Un estupendo artículo del maestro Francisco Tudela en El Comercio (“Cancelando vidas y talentos”) a propósito de la “cultura de la cancelación” y la condena al ostracismo público de aquellos que se oponen a lo “políticamente correcto”, me ha hecho recordar la condena de la memoria que se aplicaba en Roma a ciertos personajes que por su nocividad eran eliminados por completo de los registros históricos y de los monumentos públicos, prohibiéndose incluso el uso común del nombre del condenado. El recuerdo de tales personajes era borrado de la faz de la tierra.
Tiene razón el canciller Tudela cuando afirma que estamos ante un acto de “discriminación y marginación arbitraria”. Y se trata de un acto global, cuidadosamente preparado en los laboratorios de la ideología dominante, de ese pensamiento líquido que relativiza todo menos el uso del poder sobre sus adversarios antropológicos. La entraña tiránica de esta pulsión absolutista se pone de manifiesto cuando contemplamos la praxis de los “tolerantes” de la civilización del espectáculo, los mismos que exigen derechos y reparten deberes. Para estos napoleones posmodernos, todo aquél que no se asimile a la matrix del pensamiento único debe ser exterminado.

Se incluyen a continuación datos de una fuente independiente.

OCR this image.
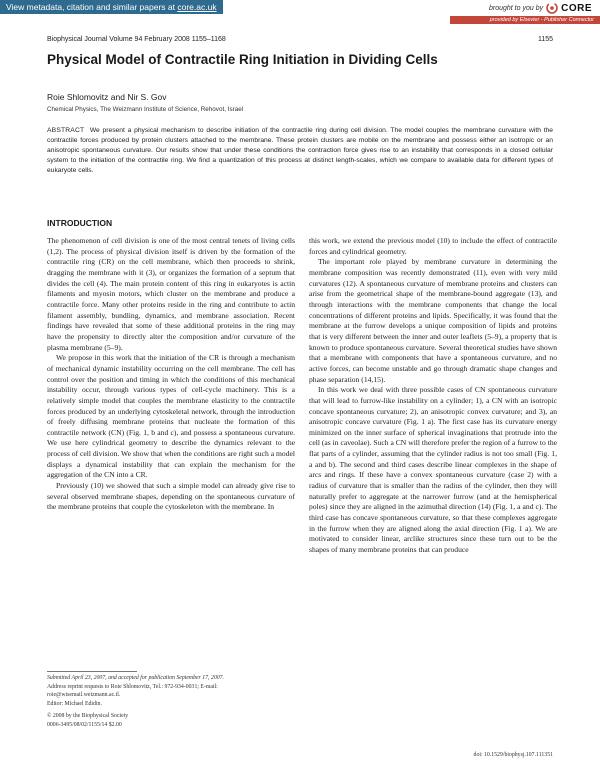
View metadata, citation and similar papers at core.ac.uk	brought to you by CORE
provided by Elsevier - Publisher Connector
Biophysical Journal Volume 94 February 2008 1155–1168	1155
Physical Model of Contractile Ring Initiation in Dividing Cells
Roie Shlomovitz and Nir S. Gov
Chemical Physics, The Weizmann Institute of Science, Rehovot, Israel

ABSTRACT We present a physical mechanism to describe initiation of the contractile ring during cell division. The model couples the membrane curvature with the contractile forces produced by protein clusters attached to the membrane. These protein clusters are mobile on the membrane and possess either an isotropic or an anisotropic spontaneous curvature. Our results show that under these conditions the contraction force gives rise to an instability that corresponds in a closed cellular system to the initiation of the contractile ring. We find a quantization of this process at distinct length-scales, which we compare to available data for different types of eukaryote cells.

INTRODUCTION

The phenomenon of cell division is one of the most central tenets of living cells (1,2). The process of physical division itself is driven by the formation of the contractile ring (CR) on the cell membrane, which then proceeds to shrink, dragging the membrane with it (3), or organizes the formation of a septum that divides the cell (4). The main protein content of this ring in eukaryotes is actin filaments and myosin motors, which cluster on the membrane and produce a contractile force. Many other proteins reside in the ring and contribute to actin filament assembly, bundling, dynamics, and membrane association. Recent findings have revealed that some of these additional proteins in the ring may have the propensity to directly alter the composition and/or curvature of the plasma membrane (5–9).

We propose in this work that the initiation of the CR is through a mechanism of mechanical dynamic instability occurring on the cell membrane. The cell has control over the position and timing in which the conditions of this mechanical instability occur, through various types of cell-cycle machinery. This is a relatively simple model that couples the membrane elasticity to the contractile forces produced by an underlying cytoskeletal network, through the introduction of freely diffusing membrane proteins that nucleate the formation of this contractile network (CN) (Fig. 1, b and c), and possess a spontaneous curvature. We use here cylindrical geometry to describe the dynamics relevant to the process of cell division. We show that when the conditions are right such a model displays a dynamical instability that can explain the mechanism for the aggregation of the CN into a CR.

Previously (10) we showed that such a simple model can already give rise to several observed membrane shapes, depending on the spontaneous curvature of the membrane proteins that couple the cytoskeleton with the membrane. In

this work, we extend the previous model (10) to include the effect of contractile forces and cylindrical geometry.

The important role played by membrane curvature in determining the membrane composition was recently demonstrated (11), even with very mild curvatures (12). A spontaneous curvature of membrane proteins and clusters can arise from the geometrical shape of the membrane-bound aggregate (13), and through interactions with the membrane components that change the local concentrations of different proteins and lipids. Specifically, it was found that the membrane at the furrow develops a unique composition of lipids and proteins that is very different between the inner and outer leaflets (5–9), a property that is known to produce spontaneous curvature. Several theoretical studies have shown that a membrane with components that have a spontaneous curvature, and no active forces, can become unstable and go through dramatic shape changes and phase separation (14,15).

In this work we deal with three possible cases of CN spontaneous curvature that will lead to furrow-like instability on a cylinder; 1), a CN with an isotropic concave spontaneous curvature; 2), an anisotropic convex curvature; and 3), an anisotropic concave curvature (Fig. 1 a). The first case has its curvature energy minimized on the inner surface of spherical invaginations that protrude into the cell (as in caveolae). Such a CN will therefore prefer the region of a furrow to the flat parts of a cylinder, assuming that the cylinder radius is not too small (Fig. 1, a and b). The second and third cases describe linear complexes in the shape of arcs and rings. If these have a convex spontaneous curvature (case 2) with a radius of curvature that is smaller than the radius of the cylinder, then they will naturally prefer to aggregate at the narrower furrow (and at the hemispherical poles) since they are aligned in the azimuthal direction (14) (Fig. 1, a and c). The third case has concave spontaneous curvature, so that these complexes aggregate in the furrow when they are aligned along the axial direction (Fig. 1 a). We are motivated to consider linear, arclike structures since these turn out to be the shapes of many membrane proteins that can produce

Submitted April 23, 2007, and accepted for publication September 17, 2007.
Address reprint requests to Roie Shlomovitz, Tel.: 972-934-0031; E-mail:
roie@wisemail.weizmann.ac.il.
Editor: Michael Edidin.
© 2008 by the Biophysical Society
0006-3495/08/02/1155/14 $2.00
doi: 10.1529/biophysj.107.111351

Nada más lejano al espíritu universitario, al verdadero espíritu universitario, que esta postura maniquea y falaz. La verdadera tolerancia se ejerce mediante el diálogo, la búsqueda sincera de la verdad. Pero ¿de qué verdad se puede hablar con estos Pilatos posmodernos? ¿Quid est veritas?, he allí la única respuesta que saben esgrimir. Mientras no se dispute la hegemonía cultural, todo avance económico, todo logro político y toda barrera institucional, tarde o temprano, terminarán sucumbiendo ante el peso de la propaganda política.